Профессор доброжелательно покивал товарищу Крупской.

– Врач? Так пусть же проходит, – потребовал из спальни очень знакомый голос...

Катрин было стыдно. Она оказалась в гостиной – обеспокоенные хозяйки пригласили выпить чаю. Было им, конечно, не до гостей, да и чай был остывший. Но приходилось сидеть и ждать.

– Как он? – пытаясь прогнать неловкость, спросила шпионка.

– Порывается немедленно ехать в Смольный, – убито ответила супруга вождя. – Уверяет, что вполне здоров и его присутствие в штабе восстания жизненно необходимо. У вас ведь есть автомобиль?

– Машина есть, но ехать без охраны неосмотрительно, – уклончиво ответила Катрин. – На улицах изрядно стреляют.

– Но у вас же есть револьвер?! – Фофанова очевидно нервничала. – Вы же из Общего орготдела, так? Мы проскочим до красногвардейцев!

– По улицам проскочим, водитель у нас лихой, – согласилась Катрин. – Проблема возникнет в Смольном. Есть основания считать, что Ильича там ждут не только партийные соратники. О подготовке взрыва вы наверняка слышали. Враг ждал прихода Ленина. Пропускной режим в штабе только налаживается, полной безопасности мы пока гарантировать не можем.

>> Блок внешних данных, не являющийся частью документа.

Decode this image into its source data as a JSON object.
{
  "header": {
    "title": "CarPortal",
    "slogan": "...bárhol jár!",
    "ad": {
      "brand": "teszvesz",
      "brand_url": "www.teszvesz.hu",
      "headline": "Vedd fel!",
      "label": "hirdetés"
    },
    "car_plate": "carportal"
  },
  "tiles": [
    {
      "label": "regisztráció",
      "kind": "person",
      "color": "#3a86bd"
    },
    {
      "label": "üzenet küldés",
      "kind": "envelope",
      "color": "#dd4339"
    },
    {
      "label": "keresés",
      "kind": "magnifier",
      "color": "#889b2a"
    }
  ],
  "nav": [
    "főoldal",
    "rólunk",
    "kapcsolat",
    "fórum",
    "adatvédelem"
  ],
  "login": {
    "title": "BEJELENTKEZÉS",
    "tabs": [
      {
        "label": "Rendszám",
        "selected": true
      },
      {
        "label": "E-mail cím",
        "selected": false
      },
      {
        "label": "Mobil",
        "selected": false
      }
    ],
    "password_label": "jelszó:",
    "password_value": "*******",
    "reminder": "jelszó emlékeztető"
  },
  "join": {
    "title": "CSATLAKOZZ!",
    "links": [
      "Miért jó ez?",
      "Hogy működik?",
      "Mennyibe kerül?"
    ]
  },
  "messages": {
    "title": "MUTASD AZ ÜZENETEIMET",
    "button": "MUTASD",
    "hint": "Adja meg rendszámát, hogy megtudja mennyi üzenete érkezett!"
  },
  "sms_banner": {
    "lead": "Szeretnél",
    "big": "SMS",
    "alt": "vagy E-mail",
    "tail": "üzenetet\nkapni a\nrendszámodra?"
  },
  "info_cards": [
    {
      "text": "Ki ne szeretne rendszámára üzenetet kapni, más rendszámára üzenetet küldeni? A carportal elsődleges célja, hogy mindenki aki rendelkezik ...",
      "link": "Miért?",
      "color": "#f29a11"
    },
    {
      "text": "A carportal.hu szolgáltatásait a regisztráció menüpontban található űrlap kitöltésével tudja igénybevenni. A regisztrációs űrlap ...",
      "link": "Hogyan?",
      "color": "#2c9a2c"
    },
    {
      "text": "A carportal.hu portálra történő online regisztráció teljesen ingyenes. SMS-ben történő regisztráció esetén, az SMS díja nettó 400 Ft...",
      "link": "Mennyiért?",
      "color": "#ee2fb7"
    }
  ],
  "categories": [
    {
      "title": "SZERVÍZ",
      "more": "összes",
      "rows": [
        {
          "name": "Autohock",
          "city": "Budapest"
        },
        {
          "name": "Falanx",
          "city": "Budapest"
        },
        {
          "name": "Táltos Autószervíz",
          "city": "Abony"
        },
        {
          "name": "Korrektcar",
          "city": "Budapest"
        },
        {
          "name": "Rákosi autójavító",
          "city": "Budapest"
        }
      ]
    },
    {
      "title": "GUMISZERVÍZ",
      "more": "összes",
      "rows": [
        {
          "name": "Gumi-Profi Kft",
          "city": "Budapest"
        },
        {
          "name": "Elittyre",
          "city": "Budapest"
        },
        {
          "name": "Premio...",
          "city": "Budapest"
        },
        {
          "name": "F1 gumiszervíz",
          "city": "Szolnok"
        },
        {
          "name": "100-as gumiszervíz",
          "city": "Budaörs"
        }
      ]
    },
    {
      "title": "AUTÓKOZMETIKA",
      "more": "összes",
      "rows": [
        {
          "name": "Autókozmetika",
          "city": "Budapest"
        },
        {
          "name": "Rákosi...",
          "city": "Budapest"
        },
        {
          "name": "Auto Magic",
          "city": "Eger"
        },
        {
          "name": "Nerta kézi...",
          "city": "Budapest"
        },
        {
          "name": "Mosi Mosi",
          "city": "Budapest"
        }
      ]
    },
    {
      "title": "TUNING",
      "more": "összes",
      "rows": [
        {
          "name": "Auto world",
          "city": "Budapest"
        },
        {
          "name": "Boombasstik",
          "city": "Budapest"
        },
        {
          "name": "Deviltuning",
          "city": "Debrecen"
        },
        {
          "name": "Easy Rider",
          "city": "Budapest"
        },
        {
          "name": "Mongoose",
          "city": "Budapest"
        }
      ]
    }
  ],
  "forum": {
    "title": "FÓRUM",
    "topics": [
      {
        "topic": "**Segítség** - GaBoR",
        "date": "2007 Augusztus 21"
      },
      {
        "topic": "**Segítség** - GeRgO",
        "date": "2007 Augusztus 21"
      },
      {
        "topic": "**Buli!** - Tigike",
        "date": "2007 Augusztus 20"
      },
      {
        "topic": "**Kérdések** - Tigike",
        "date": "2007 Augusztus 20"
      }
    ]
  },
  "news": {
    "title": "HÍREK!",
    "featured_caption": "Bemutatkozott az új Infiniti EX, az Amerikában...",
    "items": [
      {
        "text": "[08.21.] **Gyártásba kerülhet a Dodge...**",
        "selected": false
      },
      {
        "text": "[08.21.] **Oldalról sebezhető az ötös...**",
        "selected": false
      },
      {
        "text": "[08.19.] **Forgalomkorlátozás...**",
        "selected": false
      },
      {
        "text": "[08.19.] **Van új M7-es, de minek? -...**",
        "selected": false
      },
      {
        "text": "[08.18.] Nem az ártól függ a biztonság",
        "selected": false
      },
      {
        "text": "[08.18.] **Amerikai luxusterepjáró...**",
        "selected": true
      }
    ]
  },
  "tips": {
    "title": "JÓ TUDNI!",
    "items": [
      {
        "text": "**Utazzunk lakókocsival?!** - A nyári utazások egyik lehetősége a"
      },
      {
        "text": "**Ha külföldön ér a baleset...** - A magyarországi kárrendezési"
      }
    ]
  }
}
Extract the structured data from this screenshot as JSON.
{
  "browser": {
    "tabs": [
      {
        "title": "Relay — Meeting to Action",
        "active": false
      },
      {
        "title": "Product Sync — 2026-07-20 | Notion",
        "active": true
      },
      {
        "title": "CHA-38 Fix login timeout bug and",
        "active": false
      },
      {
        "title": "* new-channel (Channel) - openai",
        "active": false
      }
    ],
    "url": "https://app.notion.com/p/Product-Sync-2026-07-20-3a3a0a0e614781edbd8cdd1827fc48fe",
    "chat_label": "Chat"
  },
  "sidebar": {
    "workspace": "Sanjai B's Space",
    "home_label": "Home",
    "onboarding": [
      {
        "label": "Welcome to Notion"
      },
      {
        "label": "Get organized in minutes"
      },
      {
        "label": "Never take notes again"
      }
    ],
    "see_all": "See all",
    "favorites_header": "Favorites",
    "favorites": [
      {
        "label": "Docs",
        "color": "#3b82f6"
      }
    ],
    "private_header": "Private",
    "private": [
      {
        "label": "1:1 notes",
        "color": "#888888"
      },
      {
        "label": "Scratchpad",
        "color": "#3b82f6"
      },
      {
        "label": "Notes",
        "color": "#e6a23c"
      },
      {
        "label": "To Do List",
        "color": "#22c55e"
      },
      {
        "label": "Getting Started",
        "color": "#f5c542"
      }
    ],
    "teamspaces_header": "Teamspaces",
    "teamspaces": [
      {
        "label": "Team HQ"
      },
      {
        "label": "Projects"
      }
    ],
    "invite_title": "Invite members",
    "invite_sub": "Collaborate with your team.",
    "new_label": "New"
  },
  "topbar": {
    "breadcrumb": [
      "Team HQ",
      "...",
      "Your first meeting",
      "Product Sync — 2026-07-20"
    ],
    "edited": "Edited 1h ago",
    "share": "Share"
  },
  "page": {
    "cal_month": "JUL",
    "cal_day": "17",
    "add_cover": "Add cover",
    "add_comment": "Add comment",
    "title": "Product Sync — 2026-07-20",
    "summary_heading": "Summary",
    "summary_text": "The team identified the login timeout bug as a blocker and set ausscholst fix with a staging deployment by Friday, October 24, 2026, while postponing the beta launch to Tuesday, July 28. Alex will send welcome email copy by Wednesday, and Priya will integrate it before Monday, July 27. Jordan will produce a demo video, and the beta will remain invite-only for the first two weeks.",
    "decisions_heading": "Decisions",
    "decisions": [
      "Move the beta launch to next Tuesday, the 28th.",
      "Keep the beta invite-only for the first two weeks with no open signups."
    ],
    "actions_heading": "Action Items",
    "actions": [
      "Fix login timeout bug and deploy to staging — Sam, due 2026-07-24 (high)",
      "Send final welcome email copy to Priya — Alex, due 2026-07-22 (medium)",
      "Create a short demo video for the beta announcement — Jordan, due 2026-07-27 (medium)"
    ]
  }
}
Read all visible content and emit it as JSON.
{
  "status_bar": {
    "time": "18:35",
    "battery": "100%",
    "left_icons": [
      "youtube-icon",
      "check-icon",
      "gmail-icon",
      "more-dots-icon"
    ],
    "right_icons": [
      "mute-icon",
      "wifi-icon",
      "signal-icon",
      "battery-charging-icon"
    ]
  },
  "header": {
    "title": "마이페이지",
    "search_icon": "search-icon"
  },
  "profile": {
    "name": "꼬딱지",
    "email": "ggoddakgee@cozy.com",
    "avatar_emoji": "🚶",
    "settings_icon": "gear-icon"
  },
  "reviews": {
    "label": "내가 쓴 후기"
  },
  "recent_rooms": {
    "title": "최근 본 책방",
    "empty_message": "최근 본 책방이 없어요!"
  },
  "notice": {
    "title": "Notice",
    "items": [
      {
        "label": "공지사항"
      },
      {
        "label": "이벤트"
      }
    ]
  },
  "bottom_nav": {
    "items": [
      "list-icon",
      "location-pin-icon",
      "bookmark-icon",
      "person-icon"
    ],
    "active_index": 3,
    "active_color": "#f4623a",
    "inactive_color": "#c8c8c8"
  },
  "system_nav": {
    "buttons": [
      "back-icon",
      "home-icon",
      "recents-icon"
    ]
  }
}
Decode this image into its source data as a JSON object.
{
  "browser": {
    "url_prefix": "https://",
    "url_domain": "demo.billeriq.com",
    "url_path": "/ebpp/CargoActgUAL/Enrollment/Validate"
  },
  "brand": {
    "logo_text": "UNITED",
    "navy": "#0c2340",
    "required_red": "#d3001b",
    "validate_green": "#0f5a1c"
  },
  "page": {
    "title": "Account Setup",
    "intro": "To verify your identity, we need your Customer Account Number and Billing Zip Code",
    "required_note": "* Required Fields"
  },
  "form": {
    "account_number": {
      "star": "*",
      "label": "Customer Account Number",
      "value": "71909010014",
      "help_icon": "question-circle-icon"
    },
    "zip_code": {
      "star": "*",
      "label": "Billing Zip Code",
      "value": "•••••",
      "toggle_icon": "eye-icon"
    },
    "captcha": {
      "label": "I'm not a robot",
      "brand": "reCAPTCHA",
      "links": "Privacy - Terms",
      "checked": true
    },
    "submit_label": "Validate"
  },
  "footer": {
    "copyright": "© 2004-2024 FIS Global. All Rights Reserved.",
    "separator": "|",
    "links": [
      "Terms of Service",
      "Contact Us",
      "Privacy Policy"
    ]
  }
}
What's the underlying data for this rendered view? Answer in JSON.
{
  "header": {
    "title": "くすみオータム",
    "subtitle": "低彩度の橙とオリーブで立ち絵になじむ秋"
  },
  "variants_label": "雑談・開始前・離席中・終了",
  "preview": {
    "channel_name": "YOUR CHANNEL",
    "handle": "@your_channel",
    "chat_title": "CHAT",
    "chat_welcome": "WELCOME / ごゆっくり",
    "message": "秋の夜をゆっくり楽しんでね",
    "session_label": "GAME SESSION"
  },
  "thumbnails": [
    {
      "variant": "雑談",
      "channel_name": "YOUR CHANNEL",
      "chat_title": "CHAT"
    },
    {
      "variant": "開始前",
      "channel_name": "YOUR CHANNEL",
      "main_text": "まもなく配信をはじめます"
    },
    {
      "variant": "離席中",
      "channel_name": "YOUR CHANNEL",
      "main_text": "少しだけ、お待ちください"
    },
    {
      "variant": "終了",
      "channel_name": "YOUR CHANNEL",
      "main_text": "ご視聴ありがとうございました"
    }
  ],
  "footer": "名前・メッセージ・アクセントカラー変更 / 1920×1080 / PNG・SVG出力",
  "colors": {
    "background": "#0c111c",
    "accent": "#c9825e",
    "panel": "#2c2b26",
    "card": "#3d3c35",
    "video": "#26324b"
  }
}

– Но мы Владимира Ильича не удержим. Он рвется в Смольный, – в отчаянии призналась Крупская. – Нужно ехать.

Катрин было неловко – она здоровая, высокая, в дурацких форменных портках, с двумя пистолетами за поясом, сидела между двух не очень молодых, не очень красивых, абсолютно безоружных женщин, лгала им в лицо, и не могла понять, откуда в них такое бесстрашие и дерзость. Поистине, были времена, коих нам уже не понять.

– Надо все-таки выждать, – промямлила шпионка. – Пока идут переговоры, пока ничего определенного не решено. Давайте завтра? Выделим надежную охрану, вот начнет свое заседание съезд Советов...

– Вы не понимаете. Восстание медлит, и мы можем потерять все. Если понадобится, он отправится в Смольный в одиночестве, – упрямо повторила Крупская.

– Товарищи, это будет крайне рискованное решение, – заявила Катрин. – Это я вам как специалист по антитеррору говорю. Мы обязаны обеспечить прибытие в Смольный здорового, полного сил и энергии Ильича. Настоящая работа только начинается. Да, сейчас время винтовок и револьверов, но это короткий период. А потом годы, нет, десятилетия упорного труда. Годы строительства, политического и хозяйственного, годы настойчивого укрепления обороноспособности, упорные битвы за урожай. Пистолеты скоро вернутся в кобуры. Ну, мы крепко на это надеемся.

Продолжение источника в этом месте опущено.